Да, так и сказал. Официально, прямо, как на собрании. Потому как чего агитировать – и так все ясно.

Игнаша раза два перечитал бумагу, так повернул листок, эдак – за что бы уцепиться?

Наконец нашел лаз – Михаил по ухмылке понял. Все время сидел губа за губу, а тут сразу ящерицы вокруг рта заюркали – так ухмыляется.

– А кто это бумагу-то писал? Не ты?

– Допустим, сказал Михаил.

– Ну тогда извини-подвинься… Эдак каждый выпьет да пойдет по деревне бумаги читать…

– Кто выпил? Я?

– Да уж не я же…

В общем, поговорили, обменялись мнениями. Михаил выложил все, что он думает об Игнаше и ему подобных.

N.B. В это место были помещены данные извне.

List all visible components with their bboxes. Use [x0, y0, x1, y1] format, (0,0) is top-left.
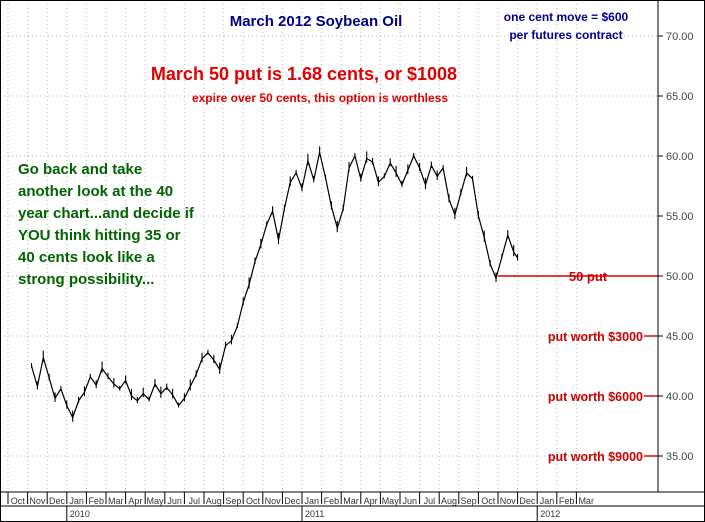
x-tick-label: Feb — [559, 496, 575, 506]
commentary-line: another look at the 40 — [18, 183, 173, 200]
commentary-line: YOU think hitting 35 or — [18, 227, 181, 244]
commentary-line: strong possibility... — [18, 271, 154, 288]
commentary-line: Go back and take — [18, 161, 142, 178]
put-worth-labels: put worth $3000 put worth $6000 put worth … — [548, 330, 658, 464]
commentary-annotation: Go back and take another look at the 40 … — [18, 161, 195, 288]
x-tick-label: Oct — [246, 496, 261, 506]
y-tick-label: 50.00 — [666, 271, 694, 283]
headline-annotation: March 50 put is 1.68 cents, or $1008 — [151, 64, 457, 84]
put-worth-label: put worth $6000 — [548, 390, 643, 404]
y-tick-label: 35.00 — [666, 451, 694, 463]
x-tick-label: Oct — [11, 496, 26, 506]
x-tick-label: Aug — [441, 496, 457, 506]
strike-line-group: 50 put — [498, 269, 658, 284]
x-tick-label: Jan — [305, 496, 320, 506]
subheadline-annotation: expire over 50 cents, this option is wor… — [192, 91, 448, 105]
x-tick-label: Nov — [265, 496, 282, 506]
x-tick-label: May — [382, 496, 400, 506]
x-tick-label: Nov — [500, 496, 517, 506]
y-tick-label: 55.00 — [666, 211, 694, 223]
x-tick-label: Jan — [540, 496, 555, 506]
commentary-line: 40 cents look like a — [18, 249, 155, 266]
contract-note-line-2: per futures contract — [509, 28, 622, 42]
x-tick-label: Aug — [206, 496, 222, 506]
x-tick-label: Jun — [403, 496, 418, 506]
x-tick-label: Dec — [49, 496, 66, 506]
x-tick-label: Oct — [481, 496, 496, 506]
x-tick-label: Nov — [29, 496, 46, 506]
x-axis-ticks: Oct Nov Dec Jan Feb Mar Apr May Jun Jul Aug Sep Oct N… — [0, 492, 705, 522]
x-tick-label: Apr — [128, 496, 142, 506]
x-tick-label: Feb — [88, 496, 104, 506]
x-tick-label: Jun — [167, 496, 182, 506]
contract-note-line-1: one cent move = $600 — [504, 10, 629, 24]
year-label: 2011 — [305, 509, 324, 519]
year-label: 2010 — [70, 509, 90, 519]
y-axis-ticks: 35.00 40.00 45.00 50.00 55.00 60.00 65.00 70.00 — [658, 31, 694, 463]
x-tick-label: Jul — [188, 496, 200, 506]
y-tick-label: 65.00 — [666, 91, 694, 103]
x-tick-label: May — [146, 496, 164, 506]
x-tick-label: Feb — [324, 496, 340, 506]
x-tick-label: Sep — [461, 496, 477, 506]
chart-title: March 2012 Soybean Oil — [230, 13, 403, 30]
year-label: 2012 — [540, 509, 560, 519]
price-line — [30, 152, 519, 420]
x-tick-label: Mar — [343, 496, 359, 506]
x-tick-label: Dec — [519, 496, 536, 506]
y-tick-label: 60.00 — [666, 151, 694, 163]
x-tick-label: Sep — [225, 496, 241, 506]
commentary-line: year chart...and decide if — [18, 205, 195, 222]
y-tick-label: 70.00 — [666, 31, 694, 43]
put-worth-label: put worth $9000 — [548, 450, 643, 464]
strike-label: 50 put — [569, 269, 608, 284]
y-tick-label: 45.00 — [666, 331, 694, 343]
x-tick-label: Dec — [284, 496, 301, 506]
x-tick-label: Mar — [108, 496, 124, 506]
price-series — [30, 146, 519, 422]
y-tick-label: 40.00 — [666, 391, 694, 403]
x-tick-label: Jul — [424, 496, 436, 506]
x-tick-label: Apr — [364, 496, 378, 506]
x-tick-label: Jan — [69, 496, 84, 506]
put-worth-label: put worth $3000 — [548, 330, 643, 344]
x-tick-label: Mar — [578, 496, 594, 506]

Ну, а про то, как он у Чугаретти был, про это надо в «Крокодиле» рассказывать.

Полицка Бархатный Голосок, жена Чугаретти, как злая собачонка, набросилась на него, едва он раскрыл рот. Нет, нет! Не выдумывай лучше. Да я такое вам письмо, дьяволам, покажу, что волком у меня взвоете…

Ну а Чугаретти? Что делал в это время Чугаретти, который все эти дни, пьяный вдребезину, шлепал по деревне и каждому встречному-поперечному плакался: "Все. Последний нонешний денечек, как говорится… Раз уж хозяина заарканили, то и Чугаретти каюк. Потому как с сорок седьмого вместях на одной подушке…"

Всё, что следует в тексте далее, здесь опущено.